The insert method is generic over two type parameters: a container builder type that describes how events are batched, and the closure type. Each built-in logging stream has a corresponding builder type alias (like TimelyEventBuilder) that you should use.

The closure signature is FnMut(&Duration, &mut Option<Container>):

  • The &Duration is the elapsed time since worker startup.
  • &mut Option<Container> is Some(container) when delivering a batch of events, or None to signal a flush (e.g., when the worker is about to park or the stream is closing).

Each event in the container is a tuple (Duration, Event) where the Duration is the timestamp at which the event was logged.

You can register a callback for a stream at any point before or after building a dataflow. If you register a callback for a stream name that is already in use, the new callback takes effect for subsequently created loggers but existing loggers continue to use the old callback.

Custom Logging Streams

You can create your own logging streams. Register a stream with insert, then retrieve a Logger handle with get to log events from your application code:

use std::time::Duration;
use timely::container::CapacityContainerBuilder;

timely::execute_from_args(std::env::args(), |worker| {

    // Define a container builder for your event type.
    type MyBuilder = CapacityContainerBuilder<Vec<(Duration, String)>>;

    // Register the logging stream with a callback.
    worker.log_register().unwrap()
        .insert::<MyBuilder, _>("my-app/events", |_time, data| {
            if let Some(data) = data {
                for (ts, msg) in data.iter() {
                    println!("[{:?}] {}", ts, msg);
                }
            }
        });

    // Retrieve a Logger handle to use later.
    let my_logger = worker.log_register().unwrap()
        .get::<MyBuilder>("my-app/events")
        .expect("Logger was just registered");

    worker.dataflow::<usize,_,_>(|scope| {
        // ... build your dataflow ...
    });

    // Log events from your application logic.
    my_logger.log("something happened".to_string());

}).unwrap();

The Logger buffers events internally and flushes them to the registered closure when the buffer reaches capacity, when flush() is called explicitly, or when the logger is dropped.

You can also use BatchLogger to forward events into a timely capture stream for downstream processing via the capture and replay infrastructure.

Communication Thread Logging

The logging described above all runs on worker threads and is accessed through the worker's Registry.
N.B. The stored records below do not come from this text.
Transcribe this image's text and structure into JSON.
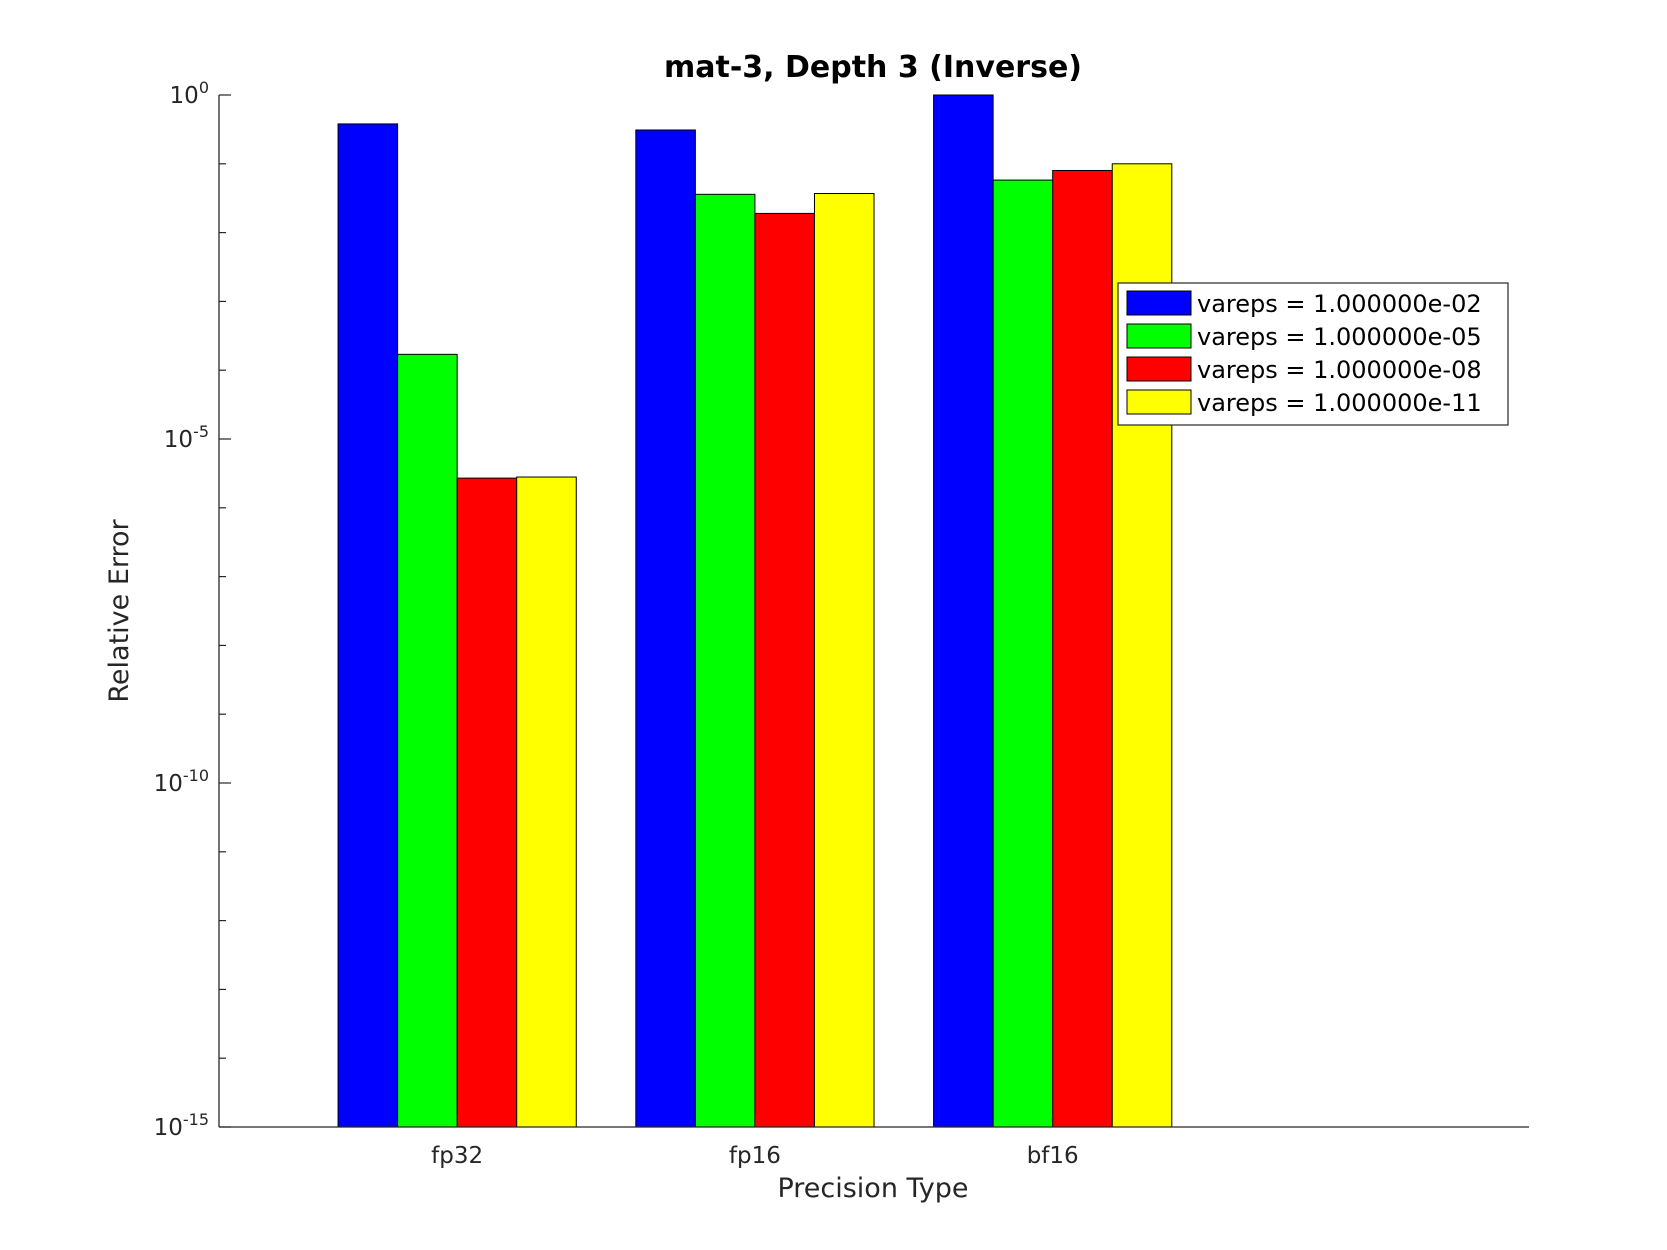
{
  "chart_data": {
    "type": "bar",
    "title": "mat-3, Depth 3 (Inverse)",
    "xlabel": "Precision Type",
    "ylabel": "Relative Error",
    "yscale": "log",
    "ylim": [
      1e-15,
      1
    ],
    "yticks": [
      {
        "value": 1,
        "base": "10",
        "exp": "0"
      },
      {
        "value": 1e-05,
        "base": "10",
        "exp": "-5"
      },
      {
        "value": 1e-10,
        "base": "10",
        "exp": "-10"
      },
      {
        "value": 1e-15,
        "base": "10",
        "exp": "-15"
      }
    ],
    "categories": [
      "fp32",
      "fp16",
      "bf16"
    ],
    "series": [
      {
        "name": "vareps = 1.000000e-02",
        "color": "#0000ff",
        "values": [
          0.38,
          0.31,
          1.0
        ]
      },
      {
        "name": "vareps = 1.000000e-05",
        "color": "#00ff00",
        "values": [
          0.00017,
          0.036,
          0.058
        ]
      },
      {
        "name": "vareps = 1.000000e-08",
        "color": "#ff0000",
        "values": [
          2.7e-06,
          0.019,
          0.08
        ]
      },
      {
        "name": "vareps = 1.000000e-11",
        "color": "#ffff00",
        "values": [
          2.8e-06,
          0.037,
          0.1
        ]
      }
    ],
    "legend_position": "top-right",
    "grid": false
  }
}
In multi-process (cluster) deployments, timely also runs dedicated send and receive threads for TCP networking. These threads have their own logging, configured separately.

Communication logging is configured via the log_fn field in Config::Cluster. This is a closure that receives a CommunicationSetup describing the thread (whether it is a sender or receiver, and which processes it connects) and returns an Option<Logger<CommunicationEventBuilder>>. By default, this closure returns None and no communication events are logged.

The CommunicationEvent enum has three variants:

Variant Description
Setup(CommunicationSetup) Identifies the thread: whether it is a sender or receiver, the local process id, and the remote process id.
State(StateEvent) Thread start or stop. Contains send (is this a send thread), process and remote ids, and start (true when starting, false when stopping).
Message(MessageEvent) Message send or receive. Contains is_send and the message header (which includes channel, source, target, and length).

These events are only relevant when running across multiple processes. For single-process or single-thread configurations, no communication threads are created and these events will not appear.